Вздохнув, он откинул назад голову.
— Я уже объяснял тебе. Но была и другая причина. Я так сильно тебя хотел, что не мог больше жить с тобой в одном доме, не мог вынести мысли о том, что ты меня оттолкнешь.
— Даже с гипсом?
— Да. Ты, конечно, можешь сказать: «Мужчины — они мужчины и есть!»
— Том, — решительно прервала его Дайана, — в ту ночь тебе показалось, что я готова оттолкнуть тебя, а я собиралась сказать, как сильно люблю тебя и всегда любила.

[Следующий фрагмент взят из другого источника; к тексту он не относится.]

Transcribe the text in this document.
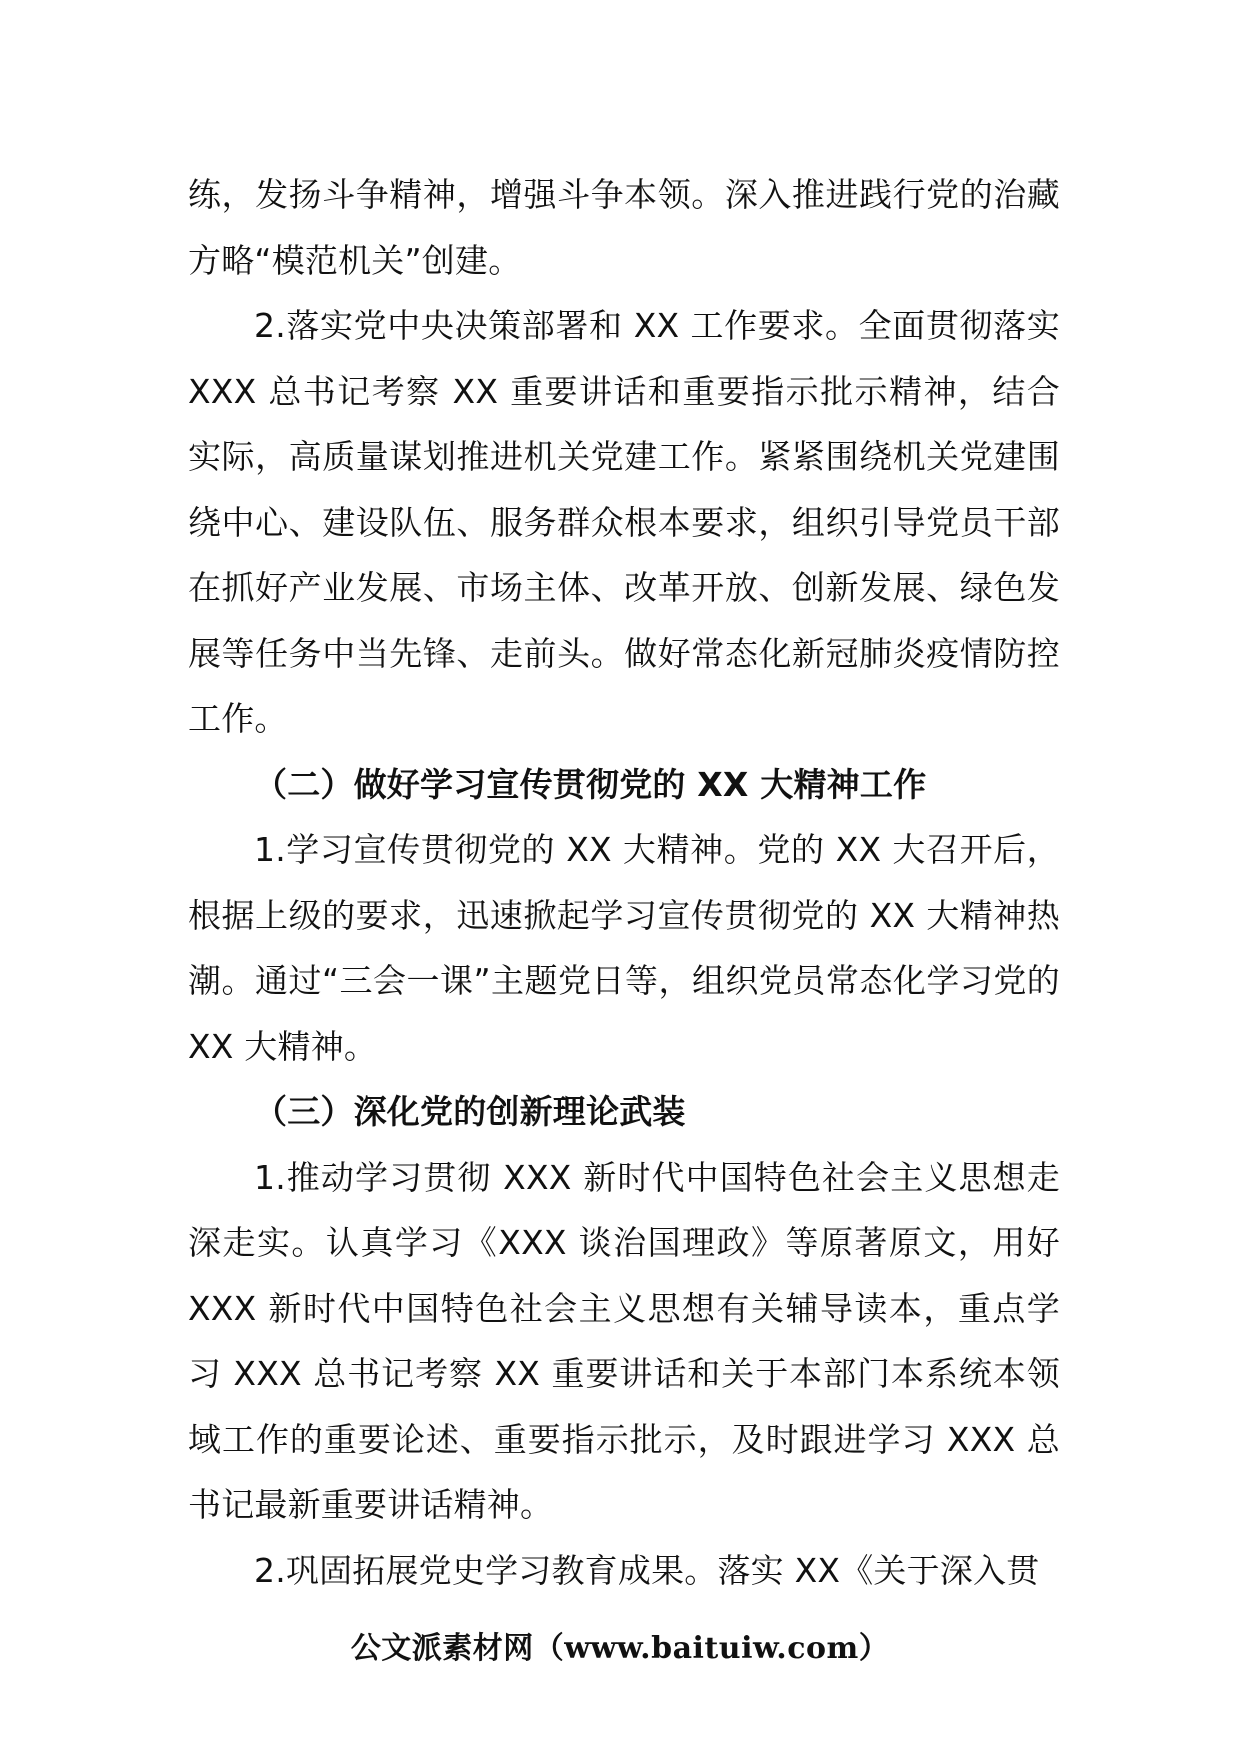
练，发扬斗争精神，增强斗争本领。深入推进践行党的治藏方略“模范机关”创建。

2.落实党中央决策部署和 XX 工作要求。全面贯彻落实 XXX 总书记考察 XX 重要讲话和重要指示批示精神，结合实际，高质量谋划推进机关党建工作。紧紧围绕机关党建围绕中心、建设队伍、服务群众根本要求，组织引导党员干部在抓好产业发展、市场主体、改革开放、创新发展、绿色发展等任务中当先锋、走前头。做好常态化新冠肺炎疫情防控工作。

（二）做好学习宣传贯彻党的 XX 大精神工作

1.学习宣传贯彻党的 XX 大精神。党的 XX 大召开后，根据上级的要求，迅速掀起学习宣传贯彻党的 XX 大精神热潮。通过“三会一课”主题党日等，组织党员常态化学习党的 XX 大精神。

（三）深化党的创新理论武装

1.推动学习贯彻 XXX 新时代中国特色社会主义思想走深走实。认真学习《XXX 谈治国理政》等原著原文，用好 XXX 新时代中国特色社会主义思想有关辅导读本，重点学习 XXX 总书记考察 XX 重要讲话和关于本部门本系统本领域工作的重要论述、重要指示批示，及时跟进学习 XXX 总书记最新重要讲话精神。

2.巩固拓展党史学习教育成果。落实 XX《关于深入贯

公文派素材网（www.baituiw.com）
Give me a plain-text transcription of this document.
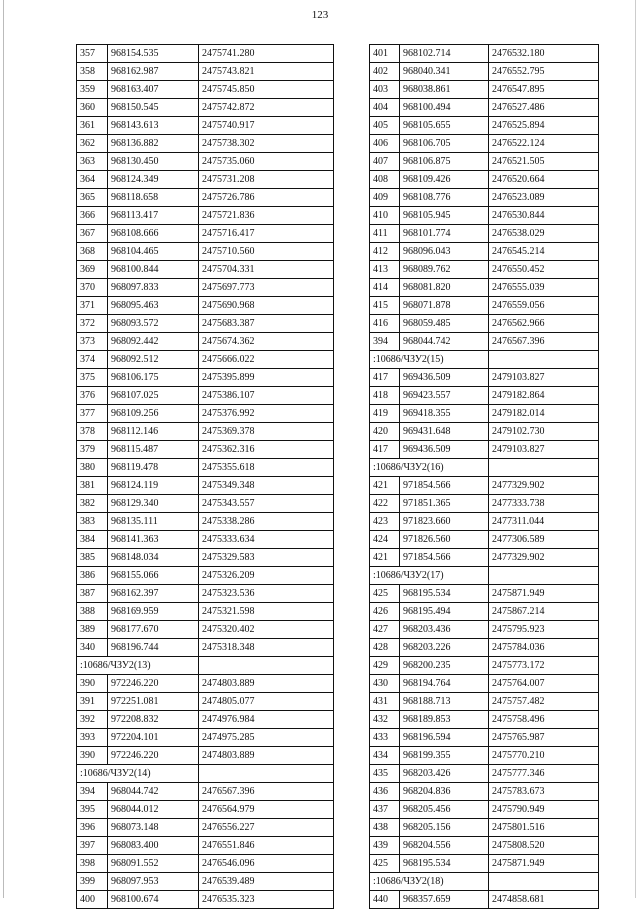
123
357	968154.535	2475741.280
358	968162.987	2475743.821
359	968163.407	2475745.850
360	968150.545	2475742.872
361	968143.613	2475740.917
362	968136.882	2475738.302
363	968130.450	2475735.060
364	968124.349	2475731.208
365	968118.658	2475726.786
366	968113.417	2475721.836
367	968108.666	2475716.417
368	968104.465	2475710.560
369	968100.844	2475704.331
370	968097.833	2475697.773
371	968095.463	2475690.968
372	968093.572	2475683.387
373	968092.442	2475674.362
374	968092.512	2475666.022
375	968106.175	2475395.899
376	968107.025	2475386.107
377	968109.256	2475376.992
378	968112.146	2475369.378
379	968115.487	2475362.316
380	968119.478	2475355.618
381	968124.119	2475349.348
382	968129.340	2475343.557
383	968135.111	2475338.286
384	968141.363	2475333.634
385	968148.034	2475329.583
386	968155.066	2475326.209
387	968162.397	2475323.536
388	968169.959	2475321.598
389	968177.670	2475320.402
340	968196.744	2475318.348
:10686/ЧЗУ2(13)		
390	972246.220	2474803.889
391	972251.081	2474805.077
392	972208.832	2474976.984
393	972204.101	2474975.285
390	972246.220	2474803.889
:10686/ЧЗУ2(14)		
394	968044.742	2476567.396
395	968044.012	2476564.979
396	968073.148	2476556.227
397	968083.400	2476551.846
398	968091.552	2476546.096
399	968097.953	2476539.489
400	968100.674	2476535.323
401	968102.714	2476532.180
402	968040.341	2476552.795
403	968038.861	2476547.895
404	968100.494	2476527.486
405	968105.655	2476525.894
406	968106.705	2476522.124
407	968106.875	2476521.505
408	968109.426	2476520.664
409	968108.776	2476523.089
410	968105.945	2476530.844
411	968101.774	2476538.029
412	968096.043	2476545.214
413	968089.762	2476550.452
414	968081.820	2476555.039
415	968071.878	2476559.056
416	968059.485	2476562.966
394	968044.742	2476567.396
:10686/ЧЗУ2(15)		
417	969436.509	2479103.827
418	969423.557	2479182.864
419	969418.355	2479182.014
420	969431.648	2479102.730
417	969436.509	2479103.827
:10686/ЧЗУ2(16)		
421	971854.566	2477329.902
422	971851.365	2477333.738
423	971823.660	2477311.044
424	971826.560	2477306.589
421	971854.566	2477329.902
:10686/ЧЗУ2(17)		
425	968195.534	2475871.949
426	968195.494	2475867.214
427	968203.436	2475795.923
428	968203.226	2475784.036
429	968200.235	2475773.172
430	968194.764	2475764.007
431	968188.713	2475757.482
432	968189.853	2475758.496
433	968196.594	2475765.987
434	968199.355	2475770.210
435	968203.426	2475777.346
436	968204.836	2475783.673
437	968205.456	2475790.949
438	968205.156	2475801.516
439	968204.556	2475808.520
425	968195.534	2475871.949
:10686/ЧЗУ2(18)		
440	968357.659	2474858.681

Но… но ты уже уехал. — В глазах ее стояли слезы.
— Дайана… — Вскочив, Томас помог ей встать и заключил ее в объятия. — Как же я люблю тебя! — прошептал он.
Немного позднее, выйдя к нему в золотистой ночной рубашке, она предупредила:
— Это не моя идея.
— Нет? — Он провел пальцем вдоль треугольного выреза.
— Нет, это мама с Энн заставили меня купить.
Он усмехнулся.
— Неплохо.
— Она прикрывает ногу, Том. — Я еще стесняюсь.
— Напрасно, милая. — Он улыбнулся — как луч солнца после дождя выглянул. — Я думал, что теперь ты перестанешь переживать.
— Ты такой замечательный, Том, — прошептала она.
— Не всегда. — Он обнял ее за талию. — Если я не могу быть с тобой, я становлюсь невыносимым.
На губах ее задрожала улыбка.
— Это мне нравится.
— Мы так и не поели, — сонно произнесла Дайана позднее, лежа рядом с ним в постели. Атласная рубашка валялась на полу.
— Нет, моя принцесса.
— Значит, для тебя все по-прежнему, Том?
— Намного лучше. Ты для меня не только все та же волшебная принцесса, теперь ты моя. Помнишь, как мы занимались любовью в первый раз?
— О Боже, конечно! Я даже помню, как ты впервые меня поцеловал.
Томас усмехнулся.
— Мне бы надо было сообразить, что потом я всю жизнь буду мучиться.
— Мучиться?
Он поцеловал ее долгим поцелуем.
— Да, буду бояться потерять тебя.
Дайана тихо засмеялась.
— Ничто не в силах заставить меня отказаться от такого совершенства, как ты, Томас Уильямс.
— Мне нравится то, что ты говоришь, и… — Он помолчал, лаская ее грудь. — Дайана, ты выйдешь за меня замуж?
— Да, Том. А мы?.. Нет, — вздохнула она.
— Что?
— Я хотела предложить уехать и все сделать по-тихому, но это расстроит родных.
Томас застонал, но потом засмеялся.
— Ты права, не надо их разочаровывать. Только давай не будем долго ждать.
— Том, — дыхание Дайаны участилось от охватившего ее желания, — я хочу тебя…
— Дайана… — Он прильнул к ней всем телом, целуя ее нежную шею.